Kazuhiro Sato, Shogo Watahiki, Miho Kusakari and Masaru Tanaka
Posters: J Nanomedic Nanotechnol
We have reported that poly (2-methoxyethyl acrylate) (PMEA) exhibit biocompatibility 1 ). Here, we investigated the lower critical solution temperature (LCST) and the water structure of the PMEA analog copolymers, in order to prepare appropriate polymers for drug delivery system (DDS) and control of cell adhesion, growth, differentiation and functions. Homopolymers and copolymers were synthesized by radical polymerization. The polymers were characterized by 1 H NMR and GPC. The LCSTs of polymers were determined by measuring optical transmittance and particle size of 1.0 wt/vol% concentration of aquous solution, phosphate buffred saline (PBS) solution and 0.1 wt/vol% polymer blend aquous solution. The structures of water in hydrated polymers were determined by differential scanning calorimetry (DSC). We found that the LCSTs of homopolymers exhibit between 15 to 68?C. In the case of copolymer (feed composition 1:1 molar ratio), the LCST showed the intermediate values of their homopolymers.

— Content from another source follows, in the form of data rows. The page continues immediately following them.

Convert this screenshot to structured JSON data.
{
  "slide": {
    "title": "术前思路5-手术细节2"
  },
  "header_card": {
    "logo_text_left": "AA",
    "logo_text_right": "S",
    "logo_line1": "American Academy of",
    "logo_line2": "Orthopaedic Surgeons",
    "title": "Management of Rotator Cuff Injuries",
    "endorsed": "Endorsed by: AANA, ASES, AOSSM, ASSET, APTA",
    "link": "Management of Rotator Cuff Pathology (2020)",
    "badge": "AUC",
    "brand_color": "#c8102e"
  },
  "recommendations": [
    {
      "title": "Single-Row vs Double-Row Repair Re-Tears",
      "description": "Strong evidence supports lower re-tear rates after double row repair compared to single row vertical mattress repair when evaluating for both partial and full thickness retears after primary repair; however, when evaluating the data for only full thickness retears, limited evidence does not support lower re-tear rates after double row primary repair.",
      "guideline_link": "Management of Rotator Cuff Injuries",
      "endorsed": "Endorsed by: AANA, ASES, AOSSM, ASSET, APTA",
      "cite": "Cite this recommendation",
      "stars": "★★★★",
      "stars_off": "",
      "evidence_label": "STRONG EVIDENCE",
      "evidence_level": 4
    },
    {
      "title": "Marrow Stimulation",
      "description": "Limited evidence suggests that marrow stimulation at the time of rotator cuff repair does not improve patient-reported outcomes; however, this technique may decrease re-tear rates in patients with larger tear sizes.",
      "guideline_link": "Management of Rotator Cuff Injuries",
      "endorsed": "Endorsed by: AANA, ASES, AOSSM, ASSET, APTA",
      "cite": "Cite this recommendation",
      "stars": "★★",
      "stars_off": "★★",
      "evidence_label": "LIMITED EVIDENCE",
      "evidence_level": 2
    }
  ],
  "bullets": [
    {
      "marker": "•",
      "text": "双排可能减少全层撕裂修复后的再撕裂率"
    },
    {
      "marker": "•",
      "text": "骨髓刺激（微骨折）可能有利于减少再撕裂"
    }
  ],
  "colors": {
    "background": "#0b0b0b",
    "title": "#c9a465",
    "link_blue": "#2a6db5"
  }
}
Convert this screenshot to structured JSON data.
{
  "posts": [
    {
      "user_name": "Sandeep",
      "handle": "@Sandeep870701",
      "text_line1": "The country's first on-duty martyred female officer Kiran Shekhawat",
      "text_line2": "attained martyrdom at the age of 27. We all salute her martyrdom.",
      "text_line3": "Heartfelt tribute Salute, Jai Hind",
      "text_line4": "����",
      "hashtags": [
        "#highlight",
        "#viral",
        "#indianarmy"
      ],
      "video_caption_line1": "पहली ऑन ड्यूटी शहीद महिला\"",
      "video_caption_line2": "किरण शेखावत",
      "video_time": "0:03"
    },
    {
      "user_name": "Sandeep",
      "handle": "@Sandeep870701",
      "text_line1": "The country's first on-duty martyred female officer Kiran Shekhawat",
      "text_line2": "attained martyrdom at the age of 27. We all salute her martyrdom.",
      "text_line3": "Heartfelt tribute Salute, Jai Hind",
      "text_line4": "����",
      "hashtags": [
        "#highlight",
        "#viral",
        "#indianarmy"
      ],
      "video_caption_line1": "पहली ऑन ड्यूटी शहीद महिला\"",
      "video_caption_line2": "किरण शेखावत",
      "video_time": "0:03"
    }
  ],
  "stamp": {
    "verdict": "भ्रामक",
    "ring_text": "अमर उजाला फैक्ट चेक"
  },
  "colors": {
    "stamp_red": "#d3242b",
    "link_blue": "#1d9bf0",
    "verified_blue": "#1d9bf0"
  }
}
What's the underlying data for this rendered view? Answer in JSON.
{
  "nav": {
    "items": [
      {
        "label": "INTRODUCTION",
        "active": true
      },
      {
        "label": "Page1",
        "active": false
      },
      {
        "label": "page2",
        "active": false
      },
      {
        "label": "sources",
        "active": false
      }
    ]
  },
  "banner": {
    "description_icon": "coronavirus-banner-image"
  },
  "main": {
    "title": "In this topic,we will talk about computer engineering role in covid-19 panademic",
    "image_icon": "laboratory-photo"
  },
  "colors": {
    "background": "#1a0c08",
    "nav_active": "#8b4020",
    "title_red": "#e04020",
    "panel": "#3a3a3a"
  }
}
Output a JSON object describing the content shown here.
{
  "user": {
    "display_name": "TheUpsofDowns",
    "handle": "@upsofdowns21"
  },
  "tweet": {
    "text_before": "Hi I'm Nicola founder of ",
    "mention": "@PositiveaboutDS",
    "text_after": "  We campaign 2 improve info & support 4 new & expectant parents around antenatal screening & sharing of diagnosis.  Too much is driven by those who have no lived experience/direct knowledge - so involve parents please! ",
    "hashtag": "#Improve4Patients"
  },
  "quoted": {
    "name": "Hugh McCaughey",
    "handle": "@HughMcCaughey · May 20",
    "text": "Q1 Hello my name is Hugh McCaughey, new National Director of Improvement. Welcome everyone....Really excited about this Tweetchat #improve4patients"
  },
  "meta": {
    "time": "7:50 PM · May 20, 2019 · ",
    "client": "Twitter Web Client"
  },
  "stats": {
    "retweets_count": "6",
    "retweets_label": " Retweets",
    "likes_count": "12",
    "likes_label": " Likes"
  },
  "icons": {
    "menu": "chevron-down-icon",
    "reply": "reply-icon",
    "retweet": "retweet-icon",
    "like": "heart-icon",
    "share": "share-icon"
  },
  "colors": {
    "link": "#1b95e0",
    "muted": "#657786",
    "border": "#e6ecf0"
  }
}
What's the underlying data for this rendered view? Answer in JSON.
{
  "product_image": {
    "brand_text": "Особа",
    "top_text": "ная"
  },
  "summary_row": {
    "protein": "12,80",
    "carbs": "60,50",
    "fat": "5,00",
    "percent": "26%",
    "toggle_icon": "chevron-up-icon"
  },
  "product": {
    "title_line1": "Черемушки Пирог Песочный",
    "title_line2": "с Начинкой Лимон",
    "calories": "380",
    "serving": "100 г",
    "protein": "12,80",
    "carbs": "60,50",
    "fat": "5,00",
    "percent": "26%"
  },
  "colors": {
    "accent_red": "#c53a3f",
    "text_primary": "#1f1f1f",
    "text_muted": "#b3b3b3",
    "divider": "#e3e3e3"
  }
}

The LCSTs and temperature width and sharps of PBS solution was lower than those of aquous solution. The results of phase transition behavior observed in polymer blend, we found that the side chain (end group) of chemical structure was the strongest influence on the LCST. We confirmed that hydrated polymers possessed a unique water structure, intermediate water 2 ) which is observed as cold crystallization of water by DSC. This suggests that these polymers have excellent biocompatibility. These temperature responsive polymers are well suited for applications in medical devices such as DDS and artificial blood vessels. 1) M.Tanaka et al., Biomaterials , 21, 1471-1481 (2000). 2) M.Tanaka et al, J. Biomat. Sci. Polym . Ed. 21, 1849-1863 (2010)
K. Sato is a Ph D student at Biomaterials Science group, Department of Biochemical Engineering.